E c’è anzi chi sostiene, tout-court,
che dietro la firma di Giuseppe si nasconda invece quella della moglie Léontine.
Non siamo molto lontani dalla realtà.
Numerosi sono gli episodi del Taccuino nei quali De Nittis
ristabilisce un rapporto con la sua città natale, sia quando viene a fargli
visita Carlo Cafiero, sia quando - di tanto in tanto - ritorna a Barletta.

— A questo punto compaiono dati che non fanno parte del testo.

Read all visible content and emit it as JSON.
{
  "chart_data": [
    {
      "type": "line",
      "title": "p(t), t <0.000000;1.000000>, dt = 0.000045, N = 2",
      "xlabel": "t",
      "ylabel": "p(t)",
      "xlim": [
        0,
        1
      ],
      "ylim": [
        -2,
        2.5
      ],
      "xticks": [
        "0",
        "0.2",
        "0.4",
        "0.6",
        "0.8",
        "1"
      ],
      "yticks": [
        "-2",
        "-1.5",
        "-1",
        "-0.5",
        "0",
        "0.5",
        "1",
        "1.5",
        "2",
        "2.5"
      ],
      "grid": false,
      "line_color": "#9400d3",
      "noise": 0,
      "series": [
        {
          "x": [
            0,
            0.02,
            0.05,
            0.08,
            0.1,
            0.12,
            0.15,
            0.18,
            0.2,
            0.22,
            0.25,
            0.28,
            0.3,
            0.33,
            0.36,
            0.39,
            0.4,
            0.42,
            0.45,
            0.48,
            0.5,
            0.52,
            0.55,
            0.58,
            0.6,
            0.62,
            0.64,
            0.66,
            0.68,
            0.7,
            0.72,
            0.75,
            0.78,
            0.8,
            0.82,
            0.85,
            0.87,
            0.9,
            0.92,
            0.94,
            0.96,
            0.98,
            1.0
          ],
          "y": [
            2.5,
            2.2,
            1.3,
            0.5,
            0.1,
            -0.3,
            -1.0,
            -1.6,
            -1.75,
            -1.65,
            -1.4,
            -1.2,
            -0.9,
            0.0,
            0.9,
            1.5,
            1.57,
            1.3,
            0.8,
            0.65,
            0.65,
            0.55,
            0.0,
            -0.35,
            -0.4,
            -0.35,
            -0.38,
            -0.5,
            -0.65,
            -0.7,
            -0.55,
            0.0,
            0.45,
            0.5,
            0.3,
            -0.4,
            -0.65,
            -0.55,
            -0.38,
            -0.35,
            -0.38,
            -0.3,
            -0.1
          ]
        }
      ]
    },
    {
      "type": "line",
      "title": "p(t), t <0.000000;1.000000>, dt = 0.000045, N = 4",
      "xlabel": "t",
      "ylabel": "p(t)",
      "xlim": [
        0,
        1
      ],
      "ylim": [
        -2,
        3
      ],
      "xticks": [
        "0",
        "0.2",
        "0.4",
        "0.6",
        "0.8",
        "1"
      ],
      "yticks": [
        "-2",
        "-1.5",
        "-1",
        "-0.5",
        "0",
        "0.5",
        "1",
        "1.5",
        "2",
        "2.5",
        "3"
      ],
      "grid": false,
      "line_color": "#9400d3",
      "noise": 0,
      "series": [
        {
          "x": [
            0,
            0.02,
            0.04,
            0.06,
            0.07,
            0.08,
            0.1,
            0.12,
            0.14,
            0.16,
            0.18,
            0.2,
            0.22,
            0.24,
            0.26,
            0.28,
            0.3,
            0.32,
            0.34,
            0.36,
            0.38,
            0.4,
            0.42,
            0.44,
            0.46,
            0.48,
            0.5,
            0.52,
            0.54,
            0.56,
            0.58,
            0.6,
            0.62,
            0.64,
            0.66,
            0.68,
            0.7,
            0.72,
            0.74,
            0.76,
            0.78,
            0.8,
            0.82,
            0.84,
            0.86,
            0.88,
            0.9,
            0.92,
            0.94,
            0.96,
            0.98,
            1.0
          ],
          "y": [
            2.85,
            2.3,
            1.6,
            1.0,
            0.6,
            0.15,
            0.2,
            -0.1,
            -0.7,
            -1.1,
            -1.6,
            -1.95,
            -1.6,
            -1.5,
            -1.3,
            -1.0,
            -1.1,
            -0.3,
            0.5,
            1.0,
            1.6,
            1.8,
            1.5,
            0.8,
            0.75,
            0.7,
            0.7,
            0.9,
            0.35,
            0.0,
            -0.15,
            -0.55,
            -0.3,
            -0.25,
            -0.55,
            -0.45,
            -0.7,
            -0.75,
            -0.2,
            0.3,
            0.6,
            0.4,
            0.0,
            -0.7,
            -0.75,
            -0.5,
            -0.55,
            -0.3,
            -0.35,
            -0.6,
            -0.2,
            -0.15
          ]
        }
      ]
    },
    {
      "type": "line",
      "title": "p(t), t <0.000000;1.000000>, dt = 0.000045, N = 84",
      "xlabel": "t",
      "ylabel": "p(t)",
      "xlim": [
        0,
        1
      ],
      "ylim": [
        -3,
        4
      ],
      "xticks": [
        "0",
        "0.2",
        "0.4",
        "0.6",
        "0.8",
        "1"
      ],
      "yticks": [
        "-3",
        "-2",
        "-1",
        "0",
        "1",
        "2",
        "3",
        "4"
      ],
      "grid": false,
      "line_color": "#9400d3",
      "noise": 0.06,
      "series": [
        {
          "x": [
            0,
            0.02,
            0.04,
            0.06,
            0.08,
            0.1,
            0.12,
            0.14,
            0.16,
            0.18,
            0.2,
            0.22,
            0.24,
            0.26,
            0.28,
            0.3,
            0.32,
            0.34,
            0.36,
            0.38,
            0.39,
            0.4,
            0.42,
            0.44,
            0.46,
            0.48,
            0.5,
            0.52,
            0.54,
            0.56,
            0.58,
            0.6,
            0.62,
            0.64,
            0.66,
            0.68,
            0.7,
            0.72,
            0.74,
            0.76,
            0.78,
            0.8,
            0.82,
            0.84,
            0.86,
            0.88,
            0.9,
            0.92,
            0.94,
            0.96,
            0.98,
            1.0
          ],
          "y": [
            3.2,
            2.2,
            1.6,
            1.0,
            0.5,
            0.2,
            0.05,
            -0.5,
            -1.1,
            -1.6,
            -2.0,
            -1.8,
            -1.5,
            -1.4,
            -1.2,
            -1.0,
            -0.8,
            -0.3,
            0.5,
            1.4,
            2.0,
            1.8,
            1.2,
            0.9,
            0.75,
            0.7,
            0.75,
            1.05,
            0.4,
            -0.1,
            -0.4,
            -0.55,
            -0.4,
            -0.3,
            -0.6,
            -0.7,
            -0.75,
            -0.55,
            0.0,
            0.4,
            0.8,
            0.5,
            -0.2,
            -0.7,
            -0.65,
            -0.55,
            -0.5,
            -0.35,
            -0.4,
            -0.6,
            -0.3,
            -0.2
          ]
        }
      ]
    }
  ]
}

L’incontro a Parigi con Carlo Cafiero
Peppino e Carlo erano nati nello
stesso anno, nel 1846, Peppino il 25 febbraio, Carlo il 1° settembre. E non
molto distanti erano le loro case, sulla stessa via della Cordoneria (oggi Corso Vittorio Emanuele), Peppino al civico 23 e
Carlo al civico 111. Frequentavano entrambi la stessa scuola, in fondo a via
Nazareth, al secondo piano di palazzo Affaitati avendo come insegnante don
Nicola Straniero, un prete, uno dei capi del movimento risorgimentale di
Barletta. Ma ben presto le loro strade si divisero: Carlo si trasferì a Firenze
per tentare la strada della carriera diplomatica, salvo poi a ripensarci per
aderire al movimento anarchico; Peppino a Napoli presso l’Accademia di Belle
Arti per realizzare il suo sogno, ch’era quello di diventare un affermato
pittore. S’erano persi di vista, quando, nel 1870, Carlo andò a trovare il
vecchio amico Peppino nella nuova casa parigina, alla Jonchère, dove si trattenne per diversi giorni, eclissandosi
saltuariamente senza dare notizie di sé. Inducendo così al sospetto i coniugi
De Nittis che Carlo avesse una relazione con una signorina del posto. Sapranno
invece, in seguito, che Carlo era un socialista anarchico e che perciò i suoi
erano incontri politici avvolti dal riserbo più assoluto.
L’ultima volta a Barletta
Nel 1879, dopo l’Esposizione
Universale, Barletta fece coniare una medaglia d’oro in onore di Peppino e
organizzò i festeggiamenti. Peppino, in quei giorni, stava a Napoli dove fu
costretto a lasciare Titine perché seriamente ammalata presso il fratello
Vincenzo il quale si raccomandò di comportarsi “secondo convenienza”, cioè
secondo le consuetudini del buon vivere locale, ma soprattutto di parlare in
italiano e non in dialetto, come Peppino era abituato. E a proposito del
discorso, Vincenzo consegnò al fratello una grande busta che conteneva l’intervento
che Peppino avrebbe dovuto leggere. A Barletta il nostro ebbe un’accoglienza
trionfale, cominciando dal sontuoso pranzo nel corso del quale ci furono molti
brindisi e qualche discorsetto, in un clima di sussiegosa circostanza. Finché
venne il turno di Peppino il quale tirò fuori dalla tasca del paltò il suo bel
discorso preconfezionato, ma dopo qualche esitazione, gettò i fogli sul tavolo
ed esclamò che avrebbe parlato a braccio, alternando dialetto e italiano,
rompendo quel clima di ufficialità che s’era creato fra i commensali. Poi, in
serata, tutti a teatro dove si concluse la giornata con grandi panegirici del
nostro grande artista, ma sempre in un clima di festosa spensieratezza.